As it is the case throughout the East European and Central Asian region, unsafe drug injection has been a driver of the HIV epidemic in Armenia over the last 15 years, though far less today than, say, a decade ago. 40 percent of people who inject drugs are estimated to be infected with HIV in Armenia, and close to 100 percent are infected with the hepatitis C virus. Heterosexual intercourse has been the main route of HIV transmission reported in the last three years among men and increasing numbers of women.
I was in Armenia very recently to learn about the country's response to its epidemic and came away undoubtedly pleased with progress on a number of fronts but concerned on others.
For people who have been diagnosed with HIV, treatment is now accessible to all those eligible for it, with most people on therapy having viral loads below the threshold of detection. By any measure, that certainly stands as a remarkable success story in the region.
Armenia is also one of the few countries in the Eastern Europe and central Asian region proactively implementing Opioid Substitution Therapy (OST). The Program has the clear support of the Government.
I visited one such program at the Armenian Republican Drug Centre located in a typically Soviet-era austere social service building on the outskirts of Erevan, 30 minutes by bus from the centre of town.
Dr Petros Semerjian's office runs off an unlit corridor in the Narcological Centre, which is supervised by uniformed guards. Semerjian has directed the since Centre since its creation and opened the first OST clinic in Erevan with the support of the Open Society Foundation more than 10 years ago. OST, he says, is "one of the treatment options" for opiate-dependent people, half way somehow between the Russian and the Western European positions.
Patients in Armenia may access substitutive treatment following approval by an internal advisory committee, usually, after two failed attempts of medically-assisted weaning. 260 patients currently receive methadone on a daily or three times a week basis, assisted by several nurses and doctors. NGOs claim that the program is not attractive to users because the committee that decides on admissions in the program includes a representative from the police. Dr Semerjian argues that associating police with the work of the clinic, as he has done since the early days of the Centre, prevents law enforcement from being confrontational with the Centre and from harassing the clients.
However, with the big picture in mind, what is worth considering here is the fact that Armenia, a country that is almost entirely economically and politically dependent on its partnership with Russia, has a Government that strongly backs its OST and AIDS programs.

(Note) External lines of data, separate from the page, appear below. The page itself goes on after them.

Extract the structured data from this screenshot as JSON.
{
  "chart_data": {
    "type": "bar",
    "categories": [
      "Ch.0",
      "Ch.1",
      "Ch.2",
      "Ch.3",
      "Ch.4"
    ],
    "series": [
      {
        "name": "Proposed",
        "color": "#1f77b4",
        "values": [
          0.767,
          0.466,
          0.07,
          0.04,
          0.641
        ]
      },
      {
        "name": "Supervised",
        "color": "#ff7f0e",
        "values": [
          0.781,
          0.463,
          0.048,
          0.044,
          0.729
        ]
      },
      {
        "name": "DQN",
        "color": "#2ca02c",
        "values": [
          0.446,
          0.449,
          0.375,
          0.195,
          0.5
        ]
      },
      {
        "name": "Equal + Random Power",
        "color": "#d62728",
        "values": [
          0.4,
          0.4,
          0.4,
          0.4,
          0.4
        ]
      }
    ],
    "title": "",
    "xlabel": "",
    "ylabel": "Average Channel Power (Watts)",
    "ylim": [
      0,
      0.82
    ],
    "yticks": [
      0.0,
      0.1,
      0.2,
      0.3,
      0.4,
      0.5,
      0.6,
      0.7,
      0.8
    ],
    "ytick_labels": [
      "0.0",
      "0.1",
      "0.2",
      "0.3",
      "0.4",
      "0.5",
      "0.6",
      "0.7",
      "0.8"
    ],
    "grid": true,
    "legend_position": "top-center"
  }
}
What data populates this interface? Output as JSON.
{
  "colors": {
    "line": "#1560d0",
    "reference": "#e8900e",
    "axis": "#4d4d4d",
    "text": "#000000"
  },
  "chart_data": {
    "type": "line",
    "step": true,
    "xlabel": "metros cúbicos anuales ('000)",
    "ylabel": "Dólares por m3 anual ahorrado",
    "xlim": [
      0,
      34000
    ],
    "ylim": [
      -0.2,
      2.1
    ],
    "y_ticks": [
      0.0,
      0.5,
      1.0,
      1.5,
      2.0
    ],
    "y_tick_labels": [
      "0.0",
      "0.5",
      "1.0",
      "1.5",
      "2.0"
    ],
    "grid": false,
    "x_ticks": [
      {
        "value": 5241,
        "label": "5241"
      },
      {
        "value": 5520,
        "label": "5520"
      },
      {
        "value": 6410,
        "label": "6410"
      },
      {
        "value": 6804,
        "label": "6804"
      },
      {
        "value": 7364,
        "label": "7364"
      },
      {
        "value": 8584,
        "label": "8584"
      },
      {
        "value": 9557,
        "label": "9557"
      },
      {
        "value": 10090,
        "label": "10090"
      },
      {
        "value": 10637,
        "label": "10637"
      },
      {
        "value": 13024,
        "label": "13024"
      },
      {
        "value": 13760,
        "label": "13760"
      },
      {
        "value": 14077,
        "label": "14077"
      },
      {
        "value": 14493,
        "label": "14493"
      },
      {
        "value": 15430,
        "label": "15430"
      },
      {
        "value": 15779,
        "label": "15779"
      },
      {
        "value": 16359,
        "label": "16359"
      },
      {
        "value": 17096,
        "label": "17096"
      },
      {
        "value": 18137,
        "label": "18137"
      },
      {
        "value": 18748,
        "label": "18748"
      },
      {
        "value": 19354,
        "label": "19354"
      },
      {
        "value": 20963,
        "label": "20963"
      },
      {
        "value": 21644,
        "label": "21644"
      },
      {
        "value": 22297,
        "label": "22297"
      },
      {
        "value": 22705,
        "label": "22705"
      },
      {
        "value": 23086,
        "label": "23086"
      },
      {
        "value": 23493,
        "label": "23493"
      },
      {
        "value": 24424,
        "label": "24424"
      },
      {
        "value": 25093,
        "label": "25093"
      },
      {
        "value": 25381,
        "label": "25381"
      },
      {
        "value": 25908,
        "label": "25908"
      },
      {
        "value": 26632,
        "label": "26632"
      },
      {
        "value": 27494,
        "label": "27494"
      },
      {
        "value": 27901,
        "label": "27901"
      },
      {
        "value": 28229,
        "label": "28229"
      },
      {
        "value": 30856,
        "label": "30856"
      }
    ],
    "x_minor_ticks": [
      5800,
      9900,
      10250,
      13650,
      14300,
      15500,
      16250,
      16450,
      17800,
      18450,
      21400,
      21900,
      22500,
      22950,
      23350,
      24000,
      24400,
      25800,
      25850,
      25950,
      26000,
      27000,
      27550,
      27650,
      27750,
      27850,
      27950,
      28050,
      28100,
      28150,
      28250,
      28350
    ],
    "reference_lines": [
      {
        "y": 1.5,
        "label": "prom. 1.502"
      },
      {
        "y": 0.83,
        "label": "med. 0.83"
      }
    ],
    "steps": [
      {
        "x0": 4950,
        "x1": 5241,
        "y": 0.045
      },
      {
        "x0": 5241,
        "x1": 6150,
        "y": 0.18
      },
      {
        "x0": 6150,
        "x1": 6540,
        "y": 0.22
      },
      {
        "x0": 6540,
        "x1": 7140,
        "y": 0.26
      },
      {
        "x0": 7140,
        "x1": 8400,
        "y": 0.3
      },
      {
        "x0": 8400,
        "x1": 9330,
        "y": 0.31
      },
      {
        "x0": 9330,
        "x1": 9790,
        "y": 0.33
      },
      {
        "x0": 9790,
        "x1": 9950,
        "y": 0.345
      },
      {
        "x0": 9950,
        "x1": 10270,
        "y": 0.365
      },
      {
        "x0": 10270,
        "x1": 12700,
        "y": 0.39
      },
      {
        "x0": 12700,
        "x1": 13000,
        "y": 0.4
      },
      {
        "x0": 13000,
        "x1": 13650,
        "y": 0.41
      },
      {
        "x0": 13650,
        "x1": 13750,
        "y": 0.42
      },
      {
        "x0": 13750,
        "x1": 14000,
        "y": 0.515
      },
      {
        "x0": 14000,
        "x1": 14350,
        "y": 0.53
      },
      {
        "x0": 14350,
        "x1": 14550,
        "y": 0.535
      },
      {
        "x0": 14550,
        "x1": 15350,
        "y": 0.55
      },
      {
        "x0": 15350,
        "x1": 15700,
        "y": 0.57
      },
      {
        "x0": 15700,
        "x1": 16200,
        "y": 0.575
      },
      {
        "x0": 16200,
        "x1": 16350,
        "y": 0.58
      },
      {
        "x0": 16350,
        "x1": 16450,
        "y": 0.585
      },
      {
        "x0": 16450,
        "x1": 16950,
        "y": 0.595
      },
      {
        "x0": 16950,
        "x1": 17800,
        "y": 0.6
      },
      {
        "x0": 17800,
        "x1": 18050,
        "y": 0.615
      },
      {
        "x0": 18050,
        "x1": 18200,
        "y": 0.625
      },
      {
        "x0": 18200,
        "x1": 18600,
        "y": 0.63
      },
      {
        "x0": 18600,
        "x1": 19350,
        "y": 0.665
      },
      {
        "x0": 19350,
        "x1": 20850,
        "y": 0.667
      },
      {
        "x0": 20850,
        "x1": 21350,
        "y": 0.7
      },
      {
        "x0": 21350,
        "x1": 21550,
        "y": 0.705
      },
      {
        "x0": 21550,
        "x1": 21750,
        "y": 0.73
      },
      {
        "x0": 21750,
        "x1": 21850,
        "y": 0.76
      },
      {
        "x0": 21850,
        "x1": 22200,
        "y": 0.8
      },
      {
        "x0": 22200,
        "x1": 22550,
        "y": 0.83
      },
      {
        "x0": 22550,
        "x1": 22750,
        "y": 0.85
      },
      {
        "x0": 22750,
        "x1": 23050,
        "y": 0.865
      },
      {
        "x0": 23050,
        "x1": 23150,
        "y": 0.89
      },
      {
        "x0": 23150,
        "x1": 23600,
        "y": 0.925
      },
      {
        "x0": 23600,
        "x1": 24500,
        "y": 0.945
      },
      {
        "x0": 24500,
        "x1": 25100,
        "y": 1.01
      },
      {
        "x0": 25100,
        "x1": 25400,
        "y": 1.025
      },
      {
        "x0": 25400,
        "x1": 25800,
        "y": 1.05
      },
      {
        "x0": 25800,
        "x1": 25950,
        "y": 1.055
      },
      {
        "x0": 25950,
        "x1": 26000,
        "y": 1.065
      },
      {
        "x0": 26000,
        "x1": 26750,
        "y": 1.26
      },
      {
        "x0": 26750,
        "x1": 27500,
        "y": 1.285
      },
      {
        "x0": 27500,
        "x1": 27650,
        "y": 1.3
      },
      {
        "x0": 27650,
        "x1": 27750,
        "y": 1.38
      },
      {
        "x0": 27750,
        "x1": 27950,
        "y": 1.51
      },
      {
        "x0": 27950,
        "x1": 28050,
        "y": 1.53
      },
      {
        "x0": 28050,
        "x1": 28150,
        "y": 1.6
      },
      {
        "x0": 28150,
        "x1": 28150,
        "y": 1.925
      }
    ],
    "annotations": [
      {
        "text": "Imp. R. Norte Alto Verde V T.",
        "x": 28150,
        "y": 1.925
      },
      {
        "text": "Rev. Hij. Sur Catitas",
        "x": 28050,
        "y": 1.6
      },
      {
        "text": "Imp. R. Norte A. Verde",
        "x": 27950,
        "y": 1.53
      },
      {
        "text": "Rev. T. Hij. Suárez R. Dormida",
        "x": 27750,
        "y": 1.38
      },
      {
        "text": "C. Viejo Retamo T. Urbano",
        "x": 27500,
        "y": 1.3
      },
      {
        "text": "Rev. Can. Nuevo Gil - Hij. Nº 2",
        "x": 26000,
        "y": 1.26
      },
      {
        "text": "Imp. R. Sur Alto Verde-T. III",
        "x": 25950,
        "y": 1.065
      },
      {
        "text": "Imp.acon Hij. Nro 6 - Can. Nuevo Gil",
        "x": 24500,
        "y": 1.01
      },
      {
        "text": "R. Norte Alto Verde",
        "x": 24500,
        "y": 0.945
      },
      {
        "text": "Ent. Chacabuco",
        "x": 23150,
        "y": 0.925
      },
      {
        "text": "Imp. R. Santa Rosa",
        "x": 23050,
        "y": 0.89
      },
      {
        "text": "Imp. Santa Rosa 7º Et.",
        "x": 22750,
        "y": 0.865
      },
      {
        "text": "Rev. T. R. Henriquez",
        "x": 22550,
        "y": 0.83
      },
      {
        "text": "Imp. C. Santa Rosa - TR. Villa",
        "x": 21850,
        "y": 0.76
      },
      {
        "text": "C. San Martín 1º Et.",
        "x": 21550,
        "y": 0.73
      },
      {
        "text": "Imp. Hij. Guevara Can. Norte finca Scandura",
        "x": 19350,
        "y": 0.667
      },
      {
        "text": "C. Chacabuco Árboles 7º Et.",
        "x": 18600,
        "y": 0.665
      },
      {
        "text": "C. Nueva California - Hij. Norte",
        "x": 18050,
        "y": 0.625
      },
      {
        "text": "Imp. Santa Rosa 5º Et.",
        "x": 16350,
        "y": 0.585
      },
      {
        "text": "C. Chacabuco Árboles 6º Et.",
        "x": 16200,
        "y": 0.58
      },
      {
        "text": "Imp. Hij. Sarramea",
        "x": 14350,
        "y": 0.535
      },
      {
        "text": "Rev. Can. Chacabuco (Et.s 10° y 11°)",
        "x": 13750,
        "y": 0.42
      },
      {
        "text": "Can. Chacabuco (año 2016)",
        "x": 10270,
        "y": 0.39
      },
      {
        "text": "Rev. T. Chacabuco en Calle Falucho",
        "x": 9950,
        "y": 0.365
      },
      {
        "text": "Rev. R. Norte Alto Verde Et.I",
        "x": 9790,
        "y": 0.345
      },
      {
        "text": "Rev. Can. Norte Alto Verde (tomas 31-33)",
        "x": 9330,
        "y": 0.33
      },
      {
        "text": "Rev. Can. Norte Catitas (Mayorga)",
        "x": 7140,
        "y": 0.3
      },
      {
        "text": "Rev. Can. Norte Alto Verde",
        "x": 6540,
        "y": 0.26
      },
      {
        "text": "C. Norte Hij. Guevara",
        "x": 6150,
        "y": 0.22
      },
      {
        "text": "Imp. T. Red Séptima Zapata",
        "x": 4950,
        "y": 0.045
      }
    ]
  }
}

The scale of the OST remains however at a very small scale, thus much below that at which it could demonstrate a public health impact on HIV prevention. This is common across the region, providing ammunition for the regional anti-methadone proponents to claim that it is not effective. Dr Semerjian, with much experience in dealing with the system, together with his own strong convictions, stands strong on his assertion that these numbers reflect the right proportion of clients that should access substitutive treatment but my sense is that small numbers of patients are enrolled in the program for reasons that seem to me reflect more the doctor's personal views than a real assessment of what the program should achieve from a public health perspective.
Of concern to me too are the current dynamics of HIV infection in Armenia.
Most of the men diagnosed with HIV have a history of migration and have worked for some time in the Russian Federation. Together with their female partners in Armenia, they represent 73 percent of all reported cases diagnosed in the last three years. Additionally, an estimated 60 percent of the estimated number of HIV-infected people in the country do not know their status.
While migration is also a risk factor for Central Asian countries and Russia itself, the magnitude of the epidemic which reflects the absolute need for Armenians to migrate to find work, make it a unique phenomenon in the region.
The future of the epidemic in Armenia remains uncertain, despite its small size: some 2,000 infections diagnosed would reach around 90 percent of all infections diagnosed. On the one hand one might be tempted to think that Armenia may be close to ending its epidemic, yet the uncertainty remains on who the undiagnosed are and how to reach them (is it about migrants as some experts believe, or also about vulnerable populations who are largely marginalised from national AIDS programs?). Exacerbating the issue is the decrease in international funding -- something which is similarly occurring in other countries in the region -- at a time when the country cannot afford (and is not politically ready to afford) to assume the funding gap left from the progressive departure of the Global Fund to Fight AIDS, Tuberculosis and Malaria.
On paper though, it's certainly something well worth contemplating: if the political will, more expertise and the funding were all there, Armenia could well be the first country in the EECA region to end AIDS.